-
Notifications
You must be signed in to change notification settings - Fork 92
Architecture
The central part of the Cocaine architecture is the node. Each node is a cocaine-runtime
process with a host-unique configuration. Essentially, node is a collection of services and a service locator. A degenerate case is possible, where node is started without services — this is a gateway node, which only aggregates service information about the cluster and routes the clients.
Service is an actor, an RPC-enabled piece of code, which accepts a certain set of messages. Technically speaking, each service dispatches a service protocol — that is, a list of methods and their respective MessageID
s you can call by sending messages to the service just after a connection has been established. This protocol description can be dynamically obtained (along with other stuff) by resolving a service name via the locator.
The important part here is that, in line with the actor model, the client is an actor too. So, after you've sent a message to a service to do something for you, it responds by sending messages as well. But unlike server-side services with service-specific protocols, every client dispatches the streaming service protocol, mostly for backward compatibility and ease of use.

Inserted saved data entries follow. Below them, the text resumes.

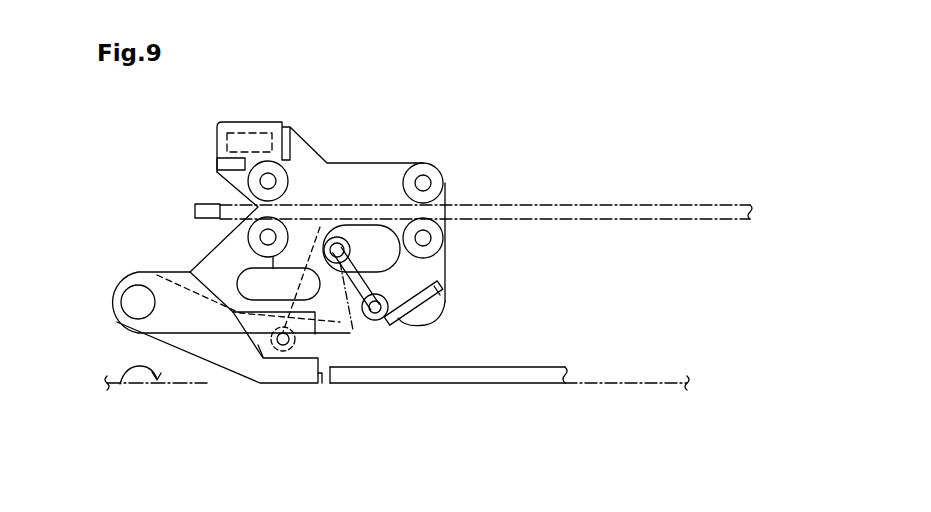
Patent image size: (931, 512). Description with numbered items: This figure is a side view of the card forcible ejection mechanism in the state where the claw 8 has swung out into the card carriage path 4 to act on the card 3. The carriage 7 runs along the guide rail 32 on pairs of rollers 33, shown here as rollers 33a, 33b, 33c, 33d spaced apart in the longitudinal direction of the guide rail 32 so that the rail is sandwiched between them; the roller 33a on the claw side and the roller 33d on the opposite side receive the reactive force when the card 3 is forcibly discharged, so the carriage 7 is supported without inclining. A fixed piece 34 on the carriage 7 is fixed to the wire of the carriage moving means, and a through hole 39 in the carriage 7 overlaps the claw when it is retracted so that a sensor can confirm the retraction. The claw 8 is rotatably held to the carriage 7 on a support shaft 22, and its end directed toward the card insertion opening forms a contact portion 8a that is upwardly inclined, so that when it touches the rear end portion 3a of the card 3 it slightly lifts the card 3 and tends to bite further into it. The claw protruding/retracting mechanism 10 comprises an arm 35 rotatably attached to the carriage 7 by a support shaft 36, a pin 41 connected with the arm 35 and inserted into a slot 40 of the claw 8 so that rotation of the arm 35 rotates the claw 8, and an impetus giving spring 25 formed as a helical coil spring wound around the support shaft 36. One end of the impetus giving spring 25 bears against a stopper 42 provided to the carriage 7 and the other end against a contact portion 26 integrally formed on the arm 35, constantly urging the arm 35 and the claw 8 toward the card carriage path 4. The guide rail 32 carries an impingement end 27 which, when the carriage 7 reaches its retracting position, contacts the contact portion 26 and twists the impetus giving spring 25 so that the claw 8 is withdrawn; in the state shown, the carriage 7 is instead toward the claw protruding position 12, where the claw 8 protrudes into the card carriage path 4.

The card 3 is at (488, 385).
The rear end portion 3a is at (338, 376).
The card carriage path 4 is at (118, 393).
The carriage 7 is at (386, 172).
The claw 8 is at (237, 360).
The contact portion 8a is at (320, 378).
The claw protruding/retracting mechanism 10 is at (565, 289).
The claw protruding position 12 is at (288, 400).
The support shaft 22 is at (133, 305).
The impetus giving spring 25 is at (432, 301).
The contact portion 26 is at (337, 237).
The impingement end 27 is at (345, 323).
The guide rail 32 is at (637, 207).
The rollers 33 is at (340, 199).
The roller 33a is at (252, 228).
The mounting hole 33b is at (250, 174).
The mounting hole 33c is at (441, 238).
The roller 33d is at (441, 173).
The fixed piece 34 is at (255, 130).
The arm 35 is at (365, 262).
The support shaft 36 is at (385, 313).
The through hole 39 is at (240, 280).
The slot 40 is at (262, 359).
The pin 41 is at (286, 352).
The stopper 42 is at (420, 307).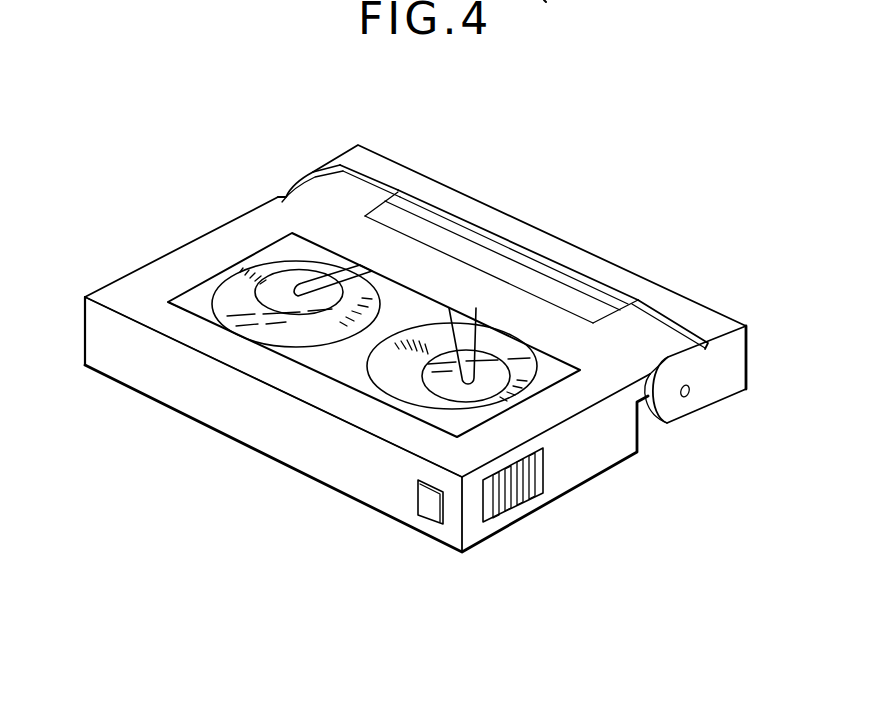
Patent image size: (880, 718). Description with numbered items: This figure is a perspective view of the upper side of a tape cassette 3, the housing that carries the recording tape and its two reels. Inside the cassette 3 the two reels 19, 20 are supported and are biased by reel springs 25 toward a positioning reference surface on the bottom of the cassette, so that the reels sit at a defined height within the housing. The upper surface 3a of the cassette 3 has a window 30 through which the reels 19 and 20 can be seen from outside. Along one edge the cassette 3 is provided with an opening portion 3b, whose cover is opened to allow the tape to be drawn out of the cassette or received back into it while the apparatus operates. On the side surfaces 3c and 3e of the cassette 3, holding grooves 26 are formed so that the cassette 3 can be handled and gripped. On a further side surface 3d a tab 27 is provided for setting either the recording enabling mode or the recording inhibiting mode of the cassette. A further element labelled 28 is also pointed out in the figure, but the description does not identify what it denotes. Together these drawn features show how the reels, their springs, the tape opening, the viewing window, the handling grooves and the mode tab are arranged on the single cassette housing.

The tape cassette 3 is at (190, 232).
The upper surface 3a is at (320, 198).
The opening portion 3b is at (558, 245).
The side surface 3c is at (597, 447).
The side surface 3d is at (273, 425).
The side surface 3e is at (100, 288).
The reel 19 is at (446, 383).
The reel 20 is at (290, 307).
The reel springs 25 is at (462, 330).
The holding grooves 26 is at (545, 468).
The tab 27 is at (432, 508).
The recess wall edge 28 is at (187, 311).
The window 30 is at (195, 294).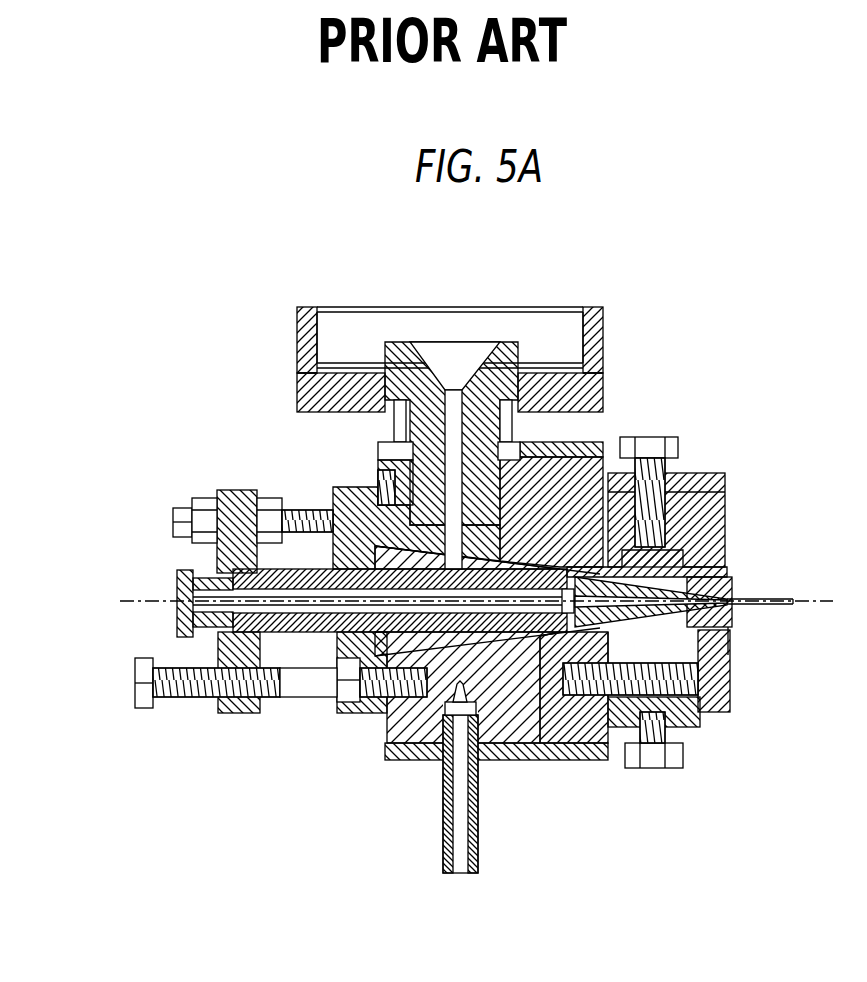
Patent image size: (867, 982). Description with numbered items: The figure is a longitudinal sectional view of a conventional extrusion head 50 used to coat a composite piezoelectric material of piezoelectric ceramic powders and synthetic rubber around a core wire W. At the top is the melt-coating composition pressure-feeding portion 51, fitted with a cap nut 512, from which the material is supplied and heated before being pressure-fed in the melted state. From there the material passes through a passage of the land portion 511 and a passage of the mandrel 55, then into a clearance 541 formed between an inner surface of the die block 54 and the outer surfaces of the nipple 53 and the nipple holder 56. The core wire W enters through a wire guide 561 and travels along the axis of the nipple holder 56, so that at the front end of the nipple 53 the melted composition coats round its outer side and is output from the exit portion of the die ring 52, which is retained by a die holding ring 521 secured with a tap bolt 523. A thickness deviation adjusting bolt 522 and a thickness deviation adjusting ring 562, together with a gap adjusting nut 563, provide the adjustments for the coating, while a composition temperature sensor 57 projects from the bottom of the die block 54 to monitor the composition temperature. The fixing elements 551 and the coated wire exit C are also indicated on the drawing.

The extrusion head 50 is at (735, 284).
The melt-coating composition pressure-feeding portion 51 is at (450, 359).
The land portion 511 is at (500, 425).
The cap nut 512 is at (350, 400).
The die ring 52 is at (727, 620).
The nipple 53 is at (733, 585).
The die block 54 is at (563, 743).
The clearance 541 is at (700, 566).
The mandrel 55 is at (500, 630).
The fixing screws 551 is at (378, 472).
The nipple holder 56 is at (293, 632).
The wire guide 561 is at (185, 570).
The thickness deviation adjusting ring 562 is at (232, 712).
The gap adjusting nut 563 is at (225, 490).
The die holding ring 521 is at (722, 518).
The thickness deviation adjusting bolt 522 is at (680, 448).
The tap bolt 523 is at (728, 683).
The composition temperature sensor 57 is at (443, 832).
The core wire W is at (135, 600).
The wire tip C is at (795, 604).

Each connection between a client and a service is multiplexed using ChannelID
s, and both ends of a given channel dispatch some specific, possibly different, protocols. For example, the usual session between a client and a service goes as follows:
- A client connects to some service and picks any channel at random (for example, channel #1), because all of them are not used in the beginning. Initially the service side of a channel dispatches the service-specific protocol, and the client side dispatches the streaming protocol.
- The client sends a message tagged with the chosen
ChannelID
in order to call one of the service's methods. That indicates the start of a session. - The service switches its side of the channel to the null protocol, so that the client couldn't call some other method in the same channel while the service processes you request.
- The client starts to receive the streaming protocol
Chunk
messages with the service response. - In the end, the service sends a
Choke
message to indicate that the session has been completed and switches its side of the channel back to the service-specific protocol. - If that was the only request, the client disconnects.
Note that some services provide streamable methods: in that case the service will switch to the streaming protocol instead of the null protocol, so that you can stream some data to the service.
When a node starts, it reads its configuration file, which has a list of services to run. This list only specifies service names and types, but not network-related properties, because the I/O layer and the RPC layer are completely separate. Moreover, the services themselves have no code to communicate over the network, only the message dispatching code.
In order to enable those services to receive and send messages over the network, the node starts a special service called the locator. Every other service is attached to the locator, which in turn wraps them in an event loop, binds them to some network endpoints and announces them in the cluster. The locator itself always runs on a well-known port.
So, a client should perform the following steps to connect to the requested service:
- Connect to service locator on a well-known port.
- Send a
Resolve
message with the name of the required service using any channel. - Receive a
Chunk
message with the information about the service endpoint, its protocol version and its dispatch maps (which is a mapping of message numbers to method names). - Receive a
Choke
message indicating that the request has been completed. - Connect to the specified endpoint and work with the requested service.
Services can stack protocols. For example, the Elliptics service implements both the generic storage protocol and its own specific protocol, which means that a client requesting storage service can be routed to the Elliptics service instance. That's fine, because stacking allows the client to work with the Elliptics instance without even knowing the service-specific protocol details — protocol messages have the same MessageID
s no matter what service implement the given protocol and whether it uses protocol stacking or not.
Optionally, the locator can be configured to aggregate other locators' multicast announces (or use a provided list of remote nodes) and act as a cluster entry point for clients. In other words, the aggregating locator job is to configure a gateway by connecting with all the remote nodes and monitoring their health and service updates.
Gateways are pluggable locator modules which provide remote location functionality. For example, a simple builtin Adhoc Gateway randomly picks a remote node for each client, and IPVS Gateway operates on a kernel IPVS load balancer to set up a local virtual service for each available service in the cluster.
Clients can use these aggregating locators to access every service in the cluster regardless of their physical location in a load-balanced fashion.